In National Communities in Bloom competition
Tignish Council Chair, Allan McInnis, from left; administrator Karen Gaudet-Gavin; community gardens coordinator Jamie McHugh, and municipal vice-chair Ed Gallant display the national award Gallant picked up for Tignish at Communities in Bloom's national awards banquet Saturday in Otetawa. Tignish won five blooms and the national award for communities with populations under 1,000.
Eric McCarthy/Journal Pioneer
TIGNISH -- The Community of Tignish is bursting with pride after claiming the Communities in Bloom national award Saturday for communities with populations under 1,000 people.
Tignish has participated in the national awards program for five years, first in the non-competitive Friends category and now, for three years, in the competitive stream.
Communities in Bloom is a Canadian non-profit organization committed to fostering civic pride, environmental responsibility and beautification through community involvement and the challenge of a national program, with focus on the enhancement of green spaces in communities.
Community vice-chair Ed Gallant, who attended the awards banquet Saturday in the national capital region of Ottawa-Gatineau, acknowledged the national awards and five blooms recognition is a major achievement for the community. “The amount of things they judge you on is incredible,” he said, stressing it is much more than flower gardens. He accompanied the CIB judges last summer as they toured the community looking at everything form volunteerism to the municipal lagoon and its emphasis on preserving and displaying its history.
Gallant noted the judges, Claire Laberge and Gerry Teahen, seemed pleased the recommendations they made following their 2012 tour had been carried out.
Tignish received special acknowledgement from the judges for its cultural centre.
Tignish Council chair Allan McInnis heaped praise on Jamie McHugh for the work she has done on developing and caring for floral displays in the communities and for the community pride that work has helped foster.
McHugh said she started out on a Section 21 project 10 years ago, helping to develop the gardens at Heritage Inn. She’s been caring for them and growing new ones ever since.
“Slowly everybody got onboard,” she said of the community buy-in.
“To get that award, it means a lot,” said Judy Morrissey-Richard, chair of the community’s CIB committee. “It’s what we’ve been striving for.”
She insisted Tignish would not rest on its laurels but will enter the national competition again and continue to work on improvements. “There’s always room to grow. Always room to grow,” she said, adding that community volunteers help make it happen. She said she hopes to grow the committee and focus on developing activities in all four seasons. This year she wants to re-introduce the Santa Claus parade.
Municipal staff and summer workers were also recognized for their commitment to improving their community.
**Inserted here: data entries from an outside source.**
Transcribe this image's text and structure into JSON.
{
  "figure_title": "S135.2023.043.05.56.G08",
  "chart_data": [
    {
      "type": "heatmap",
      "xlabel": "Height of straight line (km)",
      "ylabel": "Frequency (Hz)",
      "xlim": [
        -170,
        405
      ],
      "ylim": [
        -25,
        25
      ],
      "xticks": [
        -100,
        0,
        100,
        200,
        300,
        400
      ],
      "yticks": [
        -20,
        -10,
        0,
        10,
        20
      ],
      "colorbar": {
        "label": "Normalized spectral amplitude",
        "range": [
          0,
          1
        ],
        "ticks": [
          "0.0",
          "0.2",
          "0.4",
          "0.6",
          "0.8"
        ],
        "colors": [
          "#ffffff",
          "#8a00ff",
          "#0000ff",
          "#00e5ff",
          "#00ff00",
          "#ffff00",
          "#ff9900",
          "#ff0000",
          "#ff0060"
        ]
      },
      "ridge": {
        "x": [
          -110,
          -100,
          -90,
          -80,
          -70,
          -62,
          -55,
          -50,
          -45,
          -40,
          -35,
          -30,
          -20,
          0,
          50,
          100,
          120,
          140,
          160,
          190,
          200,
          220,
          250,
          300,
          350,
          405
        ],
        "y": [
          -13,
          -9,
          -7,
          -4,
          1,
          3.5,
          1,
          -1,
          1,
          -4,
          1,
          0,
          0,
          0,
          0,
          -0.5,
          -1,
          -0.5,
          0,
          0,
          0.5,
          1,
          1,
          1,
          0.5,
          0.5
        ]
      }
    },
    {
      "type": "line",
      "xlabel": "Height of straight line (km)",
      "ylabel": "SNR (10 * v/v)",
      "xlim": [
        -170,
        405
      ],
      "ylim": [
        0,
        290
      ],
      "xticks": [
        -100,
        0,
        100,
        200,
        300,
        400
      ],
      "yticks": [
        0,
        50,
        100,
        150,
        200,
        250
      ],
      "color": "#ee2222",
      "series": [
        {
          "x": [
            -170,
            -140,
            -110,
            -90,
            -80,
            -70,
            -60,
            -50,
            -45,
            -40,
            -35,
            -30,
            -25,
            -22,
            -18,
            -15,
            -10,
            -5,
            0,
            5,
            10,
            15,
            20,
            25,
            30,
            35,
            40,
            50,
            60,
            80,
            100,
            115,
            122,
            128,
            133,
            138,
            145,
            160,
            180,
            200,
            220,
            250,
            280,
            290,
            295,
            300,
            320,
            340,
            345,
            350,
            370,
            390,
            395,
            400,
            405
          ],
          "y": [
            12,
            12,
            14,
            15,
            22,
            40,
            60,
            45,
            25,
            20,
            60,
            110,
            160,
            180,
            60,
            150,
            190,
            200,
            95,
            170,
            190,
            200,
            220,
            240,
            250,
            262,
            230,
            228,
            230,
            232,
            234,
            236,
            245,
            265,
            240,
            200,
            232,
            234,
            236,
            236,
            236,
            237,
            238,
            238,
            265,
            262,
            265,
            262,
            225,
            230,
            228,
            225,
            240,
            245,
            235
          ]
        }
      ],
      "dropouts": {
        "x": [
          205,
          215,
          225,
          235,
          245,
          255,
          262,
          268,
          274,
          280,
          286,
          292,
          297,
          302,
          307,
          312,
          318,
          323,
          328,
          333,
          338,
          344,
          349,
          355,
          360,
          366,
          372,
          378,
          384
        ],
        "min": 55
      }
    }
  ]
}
Charlottetown, which will host Communities in Bloom National & International Awards Ceremonies next year, was the only other P.E.I. community to receive a national award this year, The Municipal World Winterlife Award.
McHugh remarked on how residents take interest in the displays and seek advice on how they can carry out similar projects on their properties.
When McInnis suggested he will be proposing council provide a greenhouse to help get an early start on displays for future years, McHugh responded with glee: “Weak pile of annuals!”
Besides the national award for communities under 1,000, the Tignish Legion’s Veterans Memorial Garden was awarded a second place prize of $500 in a new national category for Memorial Gardens.
As a national winner, Tignish will compete in a Circle of Winners category in future years.
McHugh, however has her sights set on an even bigger prize: international recognition for Tignish.